Le livre souligne plusieurs points intéressants, en particulier pour celui qui n’a pas participé de prêt à des campagnes électorales ou celui qui n’est pas familier avec les sciences sociales :
- les auteurs présentent deux grandes stratégies électorales (p. 107 et sq. &t 141 et sq.) :
- celle de la mobilisation des abstentionnistes : il faut aller les chercher là où ils sont et pour atteindre cet objectif le porte à porte est très efficace même s’il ne permet pas de développer des thématiques très précises et qu’il se contente de quelques minutes passées avec un abstentionniste qu’on convainc d’aller voter
- celle de la persuasion des indécis : il faut approfondir le discours en développant devant les militants et sympathisants les orientations politiques qu’ils espèrent
- les auteurs s’appuient sur l’augmentation tendancielle de l’abstention en France pour orienter leur candidat vers la stratégie de mobilisation des abstentionnistes qu’ils jugent comme ayant joué un rôle crucial dans la victoire de François Hollande
- les auteurs présentent les techniques américaines liées au porte à porte comme étant scientifiquement fondées notamment sur les expériences de terrain, « méthode d’évaluation randomisée » (p. 61 et sq.), qui importent dans les sciences sociales les techniques de la médecine : on sélectionne un groupe de 1 000 qu’on divise en deux parts strictement égales, le premier sous-groupe est soumis à un traitement (ici : le porte à porte) et un deuxième n’y est pas soumis, une fois l’épreuve passée (ici : l’élection) on mesure l’effet du traitement sur chacun des sous-groupes et on conclut dans le cas du porte à porte que les abstentionnistes diminuent chez ceux qui ont subi le traitement
- Les auteurs décrivent en détail dans leur livre les méthodes d’organisation des volontaires et les caractéristiques de l’interaction à avoir avec les citoyens abstentionnistes qu’il s’agit de mobiliser pour qu’ils aillent voter et ainsi augmenter le nombre de voix favorables au candidat promu durant le porte à porte, on notera aussi les apports des nouvelles technologies dans l’organisation de ce type de campagne ainsi que les obstacles présents en France en raison des règles liées la CNIL
L’ouvrage est très instructif sur ces trois aspects et assez convaincant dans sa promotion de la stratégie de mobilisation des abstentionnistes. Il permettra aux militants de tous bords de revoir leur façon de mener campagne : non pas qu’une révolution soit nécessaire dans ce domaine, mais les apports d’études récentes peut toujours améliorer l’efficacité d’une campagne et éviter que le camp adverse progresse seul en adoptant des techniques pourtant accessibles à tous à condition d’en être conscient.

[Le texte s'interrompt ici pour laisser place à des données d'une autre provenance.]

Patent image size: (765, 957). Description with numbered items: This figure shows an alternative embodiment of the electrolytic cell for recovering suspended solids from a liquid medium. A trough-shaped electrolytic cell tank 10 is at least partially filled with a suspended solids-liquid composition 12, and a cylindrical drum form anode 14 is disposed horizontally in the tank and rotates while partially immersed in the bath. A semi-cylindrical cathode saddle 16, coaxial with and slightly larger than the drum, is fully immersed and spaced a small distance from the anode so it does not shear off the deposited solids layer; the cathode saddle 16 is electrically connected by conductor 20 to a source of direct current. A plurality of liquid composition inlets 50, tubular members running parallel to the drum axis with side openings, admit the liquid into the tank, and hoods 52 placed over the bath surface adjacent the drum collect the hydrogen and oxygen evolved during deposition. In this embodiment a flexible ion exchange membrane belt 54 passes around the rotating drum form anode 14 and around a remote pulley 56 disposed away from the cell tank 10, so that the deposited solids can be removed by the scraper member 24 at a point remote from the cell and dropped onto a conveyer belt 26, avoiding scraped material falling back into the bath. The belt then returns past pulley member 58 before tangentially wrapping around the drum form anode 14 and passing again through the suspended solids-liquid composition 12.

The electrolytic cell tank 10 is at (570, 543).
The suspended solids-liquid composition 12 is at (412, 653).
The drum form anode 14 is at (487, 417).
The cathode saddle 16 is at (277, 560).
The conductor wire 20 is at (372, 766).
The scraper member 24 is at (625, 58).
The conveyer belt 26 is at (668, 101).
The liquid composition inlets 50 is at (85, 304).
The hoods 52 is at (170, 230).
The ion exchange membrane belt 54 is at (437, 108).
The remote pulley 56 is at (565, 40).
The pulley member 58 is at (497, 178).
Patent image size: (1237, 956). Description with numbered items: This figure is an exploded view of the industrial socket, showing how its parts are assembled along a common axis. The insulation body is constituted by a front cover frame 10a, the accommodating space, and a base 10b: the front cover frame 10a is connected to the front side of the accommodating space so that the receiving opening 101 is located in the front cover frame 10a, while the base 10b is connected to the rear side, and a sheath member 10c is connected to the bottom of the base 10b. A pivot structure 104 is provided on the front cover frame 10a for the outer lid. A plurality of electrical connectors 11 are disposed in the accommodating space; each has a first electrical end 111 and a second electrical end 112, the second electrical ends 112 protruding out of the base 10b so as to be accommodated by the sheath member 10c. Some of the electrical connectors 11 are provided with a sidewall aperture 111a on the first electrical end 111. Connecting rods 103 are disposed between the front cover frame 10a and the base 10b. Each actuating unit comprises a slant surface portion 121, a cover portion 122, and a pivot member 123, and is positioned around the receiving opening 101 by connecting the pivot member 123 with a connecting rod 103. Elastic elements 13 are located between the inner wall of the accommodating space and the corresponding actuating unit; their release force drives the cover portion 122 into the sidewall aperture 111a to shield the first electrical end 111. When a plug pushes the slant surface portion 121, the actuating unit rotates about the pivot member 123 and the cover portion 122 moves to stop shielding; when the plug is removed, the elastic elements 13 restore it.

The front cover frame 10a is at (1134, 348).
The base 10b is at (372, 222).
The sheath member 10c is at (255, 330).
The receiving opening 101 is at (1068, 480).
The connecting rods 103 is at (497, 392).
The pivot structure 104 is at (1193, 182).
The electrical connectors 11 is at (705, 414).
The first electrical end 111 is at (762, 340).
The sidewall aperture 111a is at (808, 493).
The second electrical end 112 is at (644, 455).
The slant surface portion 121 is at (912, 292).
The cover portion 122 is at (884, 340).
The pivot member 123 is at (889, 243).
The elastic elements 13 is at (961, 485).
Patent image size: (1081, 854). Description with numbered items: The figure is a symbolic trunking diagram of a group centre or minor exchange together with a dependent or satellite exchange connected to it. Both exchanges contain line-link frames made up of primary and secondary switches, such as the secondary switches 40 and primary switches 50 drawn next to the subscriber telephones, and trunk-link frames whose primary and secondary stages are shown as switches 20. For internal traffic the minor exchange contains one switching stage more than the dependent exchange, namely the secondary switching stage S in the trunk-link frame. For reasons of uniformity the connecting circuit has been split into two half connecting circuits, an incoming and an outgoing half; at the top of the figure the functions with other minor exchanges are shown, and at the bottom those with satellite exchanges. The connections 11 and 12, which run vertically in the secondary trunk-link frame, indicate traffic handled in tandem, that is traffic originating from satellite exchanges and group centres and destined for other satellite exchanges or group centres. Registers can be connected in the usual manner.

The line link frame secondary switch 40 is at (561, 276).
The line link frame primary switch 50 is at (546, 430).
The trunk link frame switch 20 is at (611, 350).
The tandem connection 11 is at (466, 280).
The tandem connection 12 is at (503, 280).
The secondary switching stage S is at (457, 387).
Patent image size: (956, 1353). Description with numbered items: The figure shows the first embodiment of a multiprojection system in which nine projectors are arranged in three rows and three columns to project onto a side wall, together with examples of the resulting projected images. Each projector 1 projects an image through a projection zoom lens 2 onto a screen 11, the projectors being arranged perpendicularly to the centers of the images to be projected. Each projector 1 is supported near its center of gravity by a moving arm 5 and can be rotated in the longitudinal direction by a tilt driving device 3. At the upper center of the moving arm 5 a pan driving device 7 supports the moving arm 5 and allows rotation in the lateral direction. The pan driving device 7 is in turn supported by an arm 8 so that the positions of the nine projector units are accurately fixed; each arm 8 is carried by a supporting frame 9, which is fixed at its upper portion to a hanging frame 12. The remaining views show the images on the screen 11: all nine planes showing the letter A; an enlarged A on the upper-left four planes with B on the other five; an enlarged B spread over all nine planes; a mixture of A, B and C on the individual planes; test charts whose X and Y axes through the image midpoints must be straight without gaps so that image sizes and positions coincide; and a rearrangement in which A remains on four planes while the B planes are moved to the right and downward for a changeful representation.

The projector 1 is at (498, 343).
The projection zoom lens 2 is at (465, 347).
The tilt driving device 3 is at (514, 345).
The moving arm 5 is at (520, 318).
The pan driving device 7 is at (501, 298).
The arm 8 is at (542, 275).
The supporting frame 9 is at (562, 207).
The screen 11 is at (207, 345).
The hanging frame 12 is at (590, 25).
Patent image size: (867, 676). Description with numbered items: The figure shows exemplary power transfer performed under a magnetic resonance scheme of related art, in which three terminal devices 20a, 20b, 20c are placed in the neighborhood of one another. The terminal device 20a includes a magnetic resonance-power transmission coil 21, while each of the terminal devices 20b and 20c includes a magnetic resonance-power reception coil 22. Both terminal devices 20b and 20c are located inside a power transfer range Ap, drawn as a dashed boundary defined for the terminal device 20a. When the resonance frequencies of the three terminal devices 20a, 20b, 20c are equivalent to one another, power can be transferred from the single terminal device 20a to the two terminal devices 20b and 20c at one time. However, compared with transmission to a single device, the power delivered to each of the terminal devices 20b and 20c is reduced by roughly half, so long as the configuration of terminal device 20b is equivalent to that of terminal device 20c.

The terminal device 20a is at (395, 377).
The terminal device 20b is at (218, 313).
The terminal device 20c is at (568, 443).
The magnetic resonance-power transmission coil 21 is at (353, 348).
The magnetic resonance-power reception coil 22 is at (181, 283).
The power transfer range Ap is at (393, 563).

On regrettera la tendance qui se dégage du livre mettant trop sur un piédestal les techniques américaines allant parfois jusqu’à caricaturer les façons de faire des politiques français. Ce manque de recul vis-à-vis des techniques américaines (à peine une critique sur la violence et le caractère superficiel de la publicité électorale) nuit à la crédibilité de certaines analyses des auteurs. Et cette « fascination américaine » ressort dans l’avant-dernier chapitre de l’ouvrage que je vais maintenant évoquer.
La dernière partie de l’ouvrage traite deux sujets importants s’éloignant légèrement du thème central de l’ouvrage : la nécessité d’ouvrir les partis politiques sur la société avec un développement particulier des auteurs sur la question de l’inclusion des Français nés à l’étranger ou en outremer ou ceux dont les parents sont nés à l’étranger ou en outremer.
Le titre du chapitre (p. 265 et sq.) est « La couleur de la peau influence-t-elle la participation électorale? »
Si je puis dire : la couleur est annoncée d’entrée de jeu ! Les auteurs partent du constat que le modèle républicain d’assimilation au moins du point de vue de « la participation politique des citoyens des minorités ethniques » (p. 270). La « fascination américaine » des auteurs transparaît dans la critique du modèle républicain assimilationniste : un chercheur américain »montre que la participation électorale des Français issus des minorités ethniques est notoirement inférieure à la moyenne de la population française […]. En outre, leur représentation politique et leur place dans les partis politiques sont limitées […] » (pp. 271-272). Les auteurs indiquent pourtant que les déterminants sociodémographiques ramènent ces Français d’origine étrangère au même niveau que leurs compatriotes sans origines étrangères soumis aux mêmes déterminants sociodémographiques. Pour contrer l’argument sociodémographique, ils ont recours aux chiffres qu’ils ont constatés durant leur campagne test, celles des régionales d’Ile de France en 2010, et ils en concluent qu’il faut être au contact (par le porte-à-porte par exemple) de la population immigrée pour qu’elle prenne part au vote. Jusqu’ici tout va bien et on peut faire confiance à une conclusion basée sur une expérience de terrain. Mais nos auteurs considèrent que la prise de contact via le porte-à-porte est partiellement suffisante pour contrer le « sentiment d’exclusion » (p. 276) qui génère la non-participation. Liégey, Muller et Pons estiment qu’il est nécessaire d’aller plus loin, notamment parce que selon eux, les électeurs immigrés ou d’origine immigrée, en manque d’intégration politique, votent majoritaire à gauche. L’exemple de la campagne d’Obama est à nouveau ici donné !!!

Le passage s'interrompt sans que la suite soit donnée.